# Other Aquarium Forums > Freshwater Fauna > Cyprinids >  how to differentiate Boraras brigittae and B.urophthalmoides?

## Shadow

Just bough Boraras brigittae but after read AQ thread, now not sure wheter it is Boraras brigittae or Boraras urophthalmoides. Search the net but both look the same. How to differentiate between those two? What is the diet requirement for this fish?

Thanks

----------


## budak

B. urophthalmoides


B. brigittae

----------


## Quixotic

More information on the differences, with photos of course.
http://www.aquaticquotient.com/forum...rophthalmoides

----------


## Shadow

thanks for the picture and link, though I can't really tell beside the B. brigittae is more red. I just bough yesterday, thus the collor still very pale.

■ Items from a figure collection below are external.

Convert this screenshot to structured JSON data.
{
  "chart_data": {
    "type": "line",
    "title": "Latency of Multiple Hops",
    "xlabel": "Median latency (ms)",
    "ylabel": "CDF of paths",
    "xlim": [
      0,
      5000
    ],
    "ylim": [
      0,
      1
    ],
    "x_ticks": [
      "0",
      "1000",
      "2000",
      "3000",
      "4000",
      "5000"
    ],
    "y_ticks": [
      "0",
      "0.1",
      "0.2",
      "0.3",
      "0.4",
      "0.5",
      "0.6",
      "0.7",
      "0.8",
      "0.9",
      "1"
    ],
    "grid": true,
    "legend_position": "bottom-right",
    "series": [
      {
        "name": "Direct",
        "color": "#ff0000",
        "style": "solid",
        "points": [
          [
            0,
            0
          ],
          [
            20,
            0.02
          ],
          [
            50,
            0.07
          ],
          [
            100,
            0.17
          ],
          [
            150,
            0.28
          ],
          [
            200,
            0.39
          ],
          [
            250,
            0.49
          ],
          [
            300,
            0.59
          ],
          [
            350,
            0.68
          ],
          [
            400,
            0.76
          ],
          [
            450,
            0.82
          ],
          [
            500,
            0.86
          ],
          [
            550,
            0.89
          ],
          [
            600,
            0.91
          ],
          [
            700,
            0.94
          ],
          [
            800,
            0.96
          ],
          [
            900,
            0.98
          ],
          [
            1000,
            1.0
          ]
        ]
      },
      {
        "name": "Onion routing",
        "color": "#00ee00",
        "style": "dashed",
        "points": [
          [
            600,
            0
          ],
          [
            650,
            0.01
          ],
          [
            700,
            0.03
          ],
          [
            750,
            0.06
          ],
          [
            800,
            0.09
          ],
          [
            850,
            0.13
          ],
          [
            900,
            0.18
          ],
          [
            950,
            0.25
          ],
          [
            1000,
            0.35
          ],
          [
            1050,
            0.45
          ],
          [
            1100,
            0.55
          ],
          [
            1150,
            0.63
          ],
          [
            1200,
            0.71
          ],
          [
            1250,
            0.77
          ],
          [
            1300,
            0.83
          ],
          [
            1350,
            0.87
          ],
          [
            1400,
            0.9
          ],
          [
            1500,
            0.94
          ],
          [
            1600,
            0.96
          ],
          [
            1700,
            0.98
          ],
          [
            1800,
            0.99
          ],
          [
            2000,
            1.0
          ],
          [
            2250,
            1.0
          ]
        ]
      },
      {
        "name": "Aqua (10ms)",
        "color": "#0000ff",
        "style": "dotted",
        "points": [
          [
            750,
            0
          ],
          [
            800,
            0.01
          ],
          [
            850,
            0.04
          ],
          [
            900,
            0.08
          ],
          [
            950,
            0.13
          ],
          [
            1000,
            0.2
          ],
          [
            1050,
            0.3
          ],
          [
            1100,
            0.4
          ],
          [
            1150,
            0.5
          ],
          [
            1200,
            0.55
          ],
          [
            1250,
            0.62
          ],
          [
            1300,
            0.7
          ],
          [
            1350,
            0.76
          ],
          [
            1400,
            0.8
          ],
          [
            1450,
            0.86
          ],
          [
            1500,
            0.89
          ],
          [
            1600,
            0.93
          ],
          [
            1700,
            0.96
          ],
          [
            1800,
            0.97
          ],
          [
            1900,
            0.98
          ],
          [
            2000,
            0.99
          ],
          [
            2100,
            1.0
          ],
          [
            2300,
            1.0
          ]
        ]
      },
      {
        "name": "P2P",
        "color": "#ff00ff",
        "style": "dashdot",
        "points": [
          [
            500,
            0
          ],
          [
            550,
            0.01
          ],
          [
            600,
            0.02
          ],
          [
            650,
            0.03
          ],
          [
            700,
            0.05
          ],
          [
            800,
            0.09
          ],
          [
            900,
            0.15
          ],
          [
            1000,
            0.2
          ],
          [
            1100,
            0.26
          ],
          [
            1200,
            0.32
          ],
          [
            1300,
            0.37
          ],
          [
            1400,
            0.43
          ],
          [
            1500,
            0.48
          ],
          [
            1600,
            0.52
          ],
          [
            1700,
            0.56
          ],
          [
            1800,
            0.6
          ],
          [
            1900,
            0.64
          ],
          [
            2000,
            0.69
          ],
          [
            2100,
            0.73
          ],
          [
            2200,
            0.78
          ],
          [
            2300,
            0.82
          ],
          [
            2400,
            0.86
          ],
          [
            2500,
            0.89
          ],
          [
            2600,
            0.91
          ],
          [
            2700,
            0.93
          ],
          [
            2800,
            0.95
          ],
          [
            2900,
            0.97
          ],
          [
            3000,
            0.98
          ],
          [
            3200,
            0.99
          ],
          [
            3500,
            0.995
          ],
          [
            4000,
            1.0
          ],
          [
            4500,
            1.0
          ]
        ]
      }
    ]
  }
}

any idea what food should I feed them? will they eat micro pellet (guppy food)?

----------


## Fei Miao

Besides paler in colours, B. urophthalmoides body is broader and the black mark is bigger. Also the price is different .

----------


## Shadow

the fish I got is quite small, between 1cm - 1.5cm, can't really see the black mark. Try to take picture but very hard, the fish never stand still.

----------


## valice

Yours seems to have a mix of both... The top left fish looks like a _B. urophthalmoides_ while others are _B.briggitae_...
Another point of interest is that the black lateral line of the _B. urophthalmoides_ goes nearly all the way to the caudal spot. Hence their nickname "Exclaimation mark" boraras.

----------


## hwchoy

looks more like _B. maculatus_ or perhaps _B._ sp. ‘South Thailand’.

----------


## Shadow

Hi hwchoy, saw your name on other boraras thread.
What did you feed your boraras with? Will they eat guppy food? they are not surface dweller and most of the time simming our my plants so how to feed them?

----------


## valice

Shadow, you know Biotope selling those 1 dollar fish food which is actually crushed up TetraBits and OceanFree fishfood? They will eat those after awhile...

I feed my _B.merah_ those...

----------


## hwchoy

yes, just crush any flake food will do. they are not as dainty as they look.

----------


## Shadow

> Shadow, you know Biotope selling those 1 dollar fish food which is actually crushed up TetraBits and OceanFree fishfood? They will eat those after awhile...
> 
> I feed my _B.merah_ those...


hm... didn't know that, ok going to Biotope later, hope none of them die from hunger  :Grin: 

is the food sink? I hnever see them swimming on the surface.

----------


## valice

But like choy say, they basically will eat anything...
So if you ahve any type of fish food, just crush them... They will know that it is food...

Don't worry about them dying. I have _B.merahs_ who survived without any feeding for 4 days...

----------


## Shadow

glad to hear  :Jump for joy:

----------


## Shadow

This fish seems like to eat mosquito larvae, any lfs selling mosquito larvae?  :Laughing:

----------